GPs and other members of the primary care team will not be directly involved in organisational aspects of the BCSP, although they are a potentially important point of contact for patients with queries relating to any stage of the screening process. Pilot GPs in this study did not report large numbers of additional appointments, reflecting the "modest but discernable" increase reported in a previous survey and audit of practices participating in the pilot [4
]. However, survey data from the first round of the screening pilot indicated that a significant proportion of individuals with positive test results and screen-detected cancers consulted their GPs [10
], and it is inevitable that there will be some increase in patient queries during the roll out of the programme. Therefore, the support of primary care will be important for the new programme. It is interesting to note that whilst pilot GPs reported rarely meeting worried patients and surprise at the apparent high level of participation, data from the first round of the screening pilot indicates that overall uptake was 59% in England, with uptake lowest in areas with the highest proportion of residents from the Indian-subcontinent [10
]. Indeed, the GPs in the current sample with significant numbers of ethnic minority patients proved to be an exception in that they did experience significant increases in patient consultations, reporting that they were happy to be in a position to assist these individuals. When the national programme commences, primary care may be well placed to assist in providing information and support to hard to reach groups with special needs, such as those with poor English language skills, complications caused by pre existing medical conditions, or unusually high levels of anxiety.

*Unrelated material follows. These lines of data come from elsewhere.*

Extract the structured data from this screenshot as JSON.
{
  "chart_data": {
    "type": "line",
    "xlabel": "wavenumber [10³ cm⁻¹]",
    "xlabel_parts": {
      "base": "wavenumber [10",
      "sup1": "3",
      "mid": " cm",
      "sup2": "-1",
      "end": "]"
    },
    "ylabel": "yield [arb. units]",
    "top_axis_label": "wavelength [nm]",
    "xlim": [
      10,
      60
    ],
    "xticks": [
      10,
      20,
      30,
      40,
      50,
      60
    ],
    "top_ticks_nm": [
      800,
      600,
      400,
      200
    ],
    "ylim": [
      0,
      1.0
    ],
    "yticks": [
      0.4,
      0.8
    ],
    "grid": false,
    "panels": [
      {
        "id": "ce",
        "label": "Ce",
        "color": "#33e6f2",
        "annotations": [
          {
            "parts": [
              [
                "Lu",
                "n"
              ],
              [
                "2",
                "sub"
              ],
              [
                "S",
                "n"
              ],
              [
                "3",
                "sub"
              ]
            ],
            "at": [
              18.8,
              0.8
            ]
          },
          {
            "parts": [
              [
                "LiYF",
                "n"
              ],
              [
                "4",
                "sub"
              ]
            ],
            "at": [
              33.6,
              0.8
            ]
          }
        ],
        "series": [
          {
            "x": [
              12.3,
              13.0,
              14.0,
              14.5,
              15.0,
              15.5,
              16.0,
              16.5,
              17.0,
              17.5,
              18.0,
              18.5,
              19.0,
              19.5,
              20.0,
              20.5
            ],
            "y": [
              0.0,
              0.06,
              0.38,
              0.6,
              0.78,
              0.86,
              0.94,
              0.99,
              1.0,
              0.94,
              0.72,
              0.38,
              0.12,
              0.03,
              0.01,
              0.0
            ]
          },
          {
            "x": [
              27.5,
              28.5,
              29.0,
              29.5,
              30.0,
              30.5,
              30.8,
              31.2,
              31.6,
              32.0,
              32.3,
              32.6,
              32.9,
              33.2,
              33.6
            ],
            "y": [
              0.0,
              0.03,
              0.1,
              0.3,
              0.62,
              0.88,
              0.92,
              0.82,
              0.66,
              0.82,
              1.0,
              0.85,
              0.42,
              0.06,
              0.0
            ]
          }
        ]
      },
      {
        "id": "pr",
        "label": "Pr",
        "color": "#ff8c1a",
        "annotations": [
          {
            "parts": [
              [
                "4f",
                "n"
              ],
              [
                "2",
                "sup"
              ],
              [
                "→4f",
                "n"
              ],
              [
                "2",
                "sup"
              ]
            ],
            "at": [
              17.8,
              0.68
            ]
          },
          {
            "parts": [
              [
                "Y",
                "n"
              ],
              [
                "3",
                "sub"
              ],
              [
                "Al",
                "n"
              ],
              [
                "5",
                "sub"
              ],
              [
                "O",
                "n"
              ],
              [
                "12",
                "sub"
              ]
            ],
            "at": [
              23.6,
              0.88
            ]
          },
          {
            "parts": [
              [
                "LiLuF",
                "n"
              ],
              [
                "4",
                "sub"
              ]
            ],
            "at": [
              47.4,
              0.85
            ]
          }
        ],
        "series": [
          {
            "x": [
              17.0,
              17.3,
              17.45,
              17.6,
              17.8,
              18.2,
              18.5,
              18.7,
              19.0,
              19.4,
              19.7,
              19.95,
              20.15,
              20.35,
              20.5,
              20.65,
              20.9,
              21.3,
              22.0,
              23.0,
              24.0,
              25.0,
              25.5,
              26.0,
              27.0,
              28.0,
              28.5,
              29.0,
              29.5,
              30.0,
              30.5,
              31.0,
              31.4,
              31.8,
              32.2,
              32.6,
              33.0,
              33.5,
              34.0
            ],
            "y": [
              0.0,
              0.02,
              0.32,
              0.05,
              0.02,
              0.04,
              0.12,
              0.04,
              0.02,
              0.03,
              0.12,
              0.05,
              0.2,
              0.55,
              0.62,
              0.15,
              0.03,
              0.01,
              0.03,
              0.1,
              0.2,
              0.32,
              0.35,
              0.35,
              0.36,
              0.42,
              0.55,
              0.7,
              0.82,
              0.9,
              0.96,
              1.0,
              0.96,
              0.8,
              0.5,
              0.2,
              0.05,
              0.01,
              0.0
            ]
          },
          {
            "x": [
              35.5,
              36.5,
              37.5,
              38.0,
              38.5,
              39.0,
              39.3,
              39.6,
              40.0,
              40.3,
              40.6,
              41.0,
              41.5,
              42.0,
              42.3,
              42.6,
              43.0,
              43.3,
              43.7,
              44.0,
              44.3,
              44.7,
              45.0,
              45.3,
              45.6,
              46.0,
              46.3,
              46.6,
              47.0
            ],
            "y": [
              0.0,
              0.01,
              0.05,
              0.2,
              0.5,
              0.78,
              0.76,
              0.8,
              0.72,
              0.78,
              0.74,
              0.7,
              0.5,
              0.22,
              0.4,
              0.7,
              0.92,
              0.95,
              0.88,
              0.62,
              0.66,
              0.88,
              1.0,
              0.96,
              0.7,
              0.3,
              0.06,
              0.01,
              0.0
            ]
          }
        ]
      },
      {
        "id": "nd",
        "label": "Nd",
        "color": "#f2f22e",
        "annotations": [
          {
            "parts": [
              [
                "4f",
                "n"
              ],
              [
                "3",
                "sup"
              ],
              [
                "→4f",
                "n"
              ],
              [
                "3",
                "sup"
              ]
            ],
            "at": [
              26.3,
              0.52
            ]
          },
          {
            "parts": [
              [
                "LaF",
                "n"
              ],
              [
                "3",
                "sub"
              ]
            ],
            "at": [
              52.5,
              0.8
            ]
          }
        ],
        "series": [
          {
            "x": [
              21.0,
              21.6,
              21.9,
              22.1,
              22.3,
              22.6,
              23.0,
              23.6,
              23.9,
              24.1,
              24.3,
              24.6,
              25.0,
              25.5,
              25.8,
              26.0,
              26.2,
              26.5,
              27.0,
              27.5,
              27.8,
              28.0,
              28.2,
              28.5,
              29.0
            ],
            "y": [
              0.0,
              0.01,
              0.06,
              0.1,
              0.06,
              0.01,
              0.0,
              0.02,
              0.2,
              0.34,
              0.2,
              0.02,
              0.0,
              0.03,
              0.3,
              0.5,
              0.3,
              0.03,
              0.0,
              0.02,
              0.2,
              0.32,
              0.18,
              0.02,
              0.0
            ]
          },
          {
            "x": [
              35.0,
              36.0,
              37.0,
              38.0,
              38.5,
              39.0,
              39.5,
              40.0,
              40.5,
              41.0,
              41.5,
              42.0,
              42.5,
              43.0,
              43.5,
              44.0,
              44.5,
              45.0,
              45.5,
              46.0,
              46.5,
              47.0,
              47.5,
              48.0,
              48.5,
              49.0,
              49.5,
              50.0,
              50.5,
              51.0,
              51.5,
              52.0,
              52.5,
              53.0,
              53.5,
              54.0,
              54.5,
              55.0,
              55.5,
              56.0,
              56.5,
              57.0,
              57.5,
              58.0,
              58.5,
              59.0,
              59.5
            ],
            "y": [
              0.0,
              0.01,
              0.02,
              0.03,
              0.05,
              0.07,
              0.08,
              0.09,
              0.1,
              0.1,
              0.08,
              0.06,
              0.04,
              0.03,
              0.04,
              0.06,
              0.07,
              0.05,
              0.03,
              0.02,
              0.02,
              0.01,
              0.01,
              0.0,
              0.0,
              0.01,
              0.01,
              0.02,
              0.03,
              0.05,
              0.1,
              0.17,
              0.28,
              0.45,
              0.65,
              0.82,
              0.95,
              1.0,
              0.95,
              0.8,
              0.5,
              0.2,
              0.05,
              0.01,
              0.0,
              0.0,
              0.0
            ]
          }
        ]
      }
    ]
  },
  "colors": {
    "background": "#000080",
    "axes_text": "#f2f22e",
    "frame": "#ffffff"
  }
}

It is also important to note that pilot enjoyed particularly high standards of efficiency, which compelled a number of GPs to comment unprompted on how well it had been run. The pilot GPs in our study rarely reported using the educational materials provided to them. The main reason cited for this was the exceptional quality of briefing sessions, and the high level of support provided both to primary care and to patients by the screening team. If this quality is not maintained, therefore, then the provision of high quality information will be of greater significance both to primary care and to patients during the programme itself than during the pilot.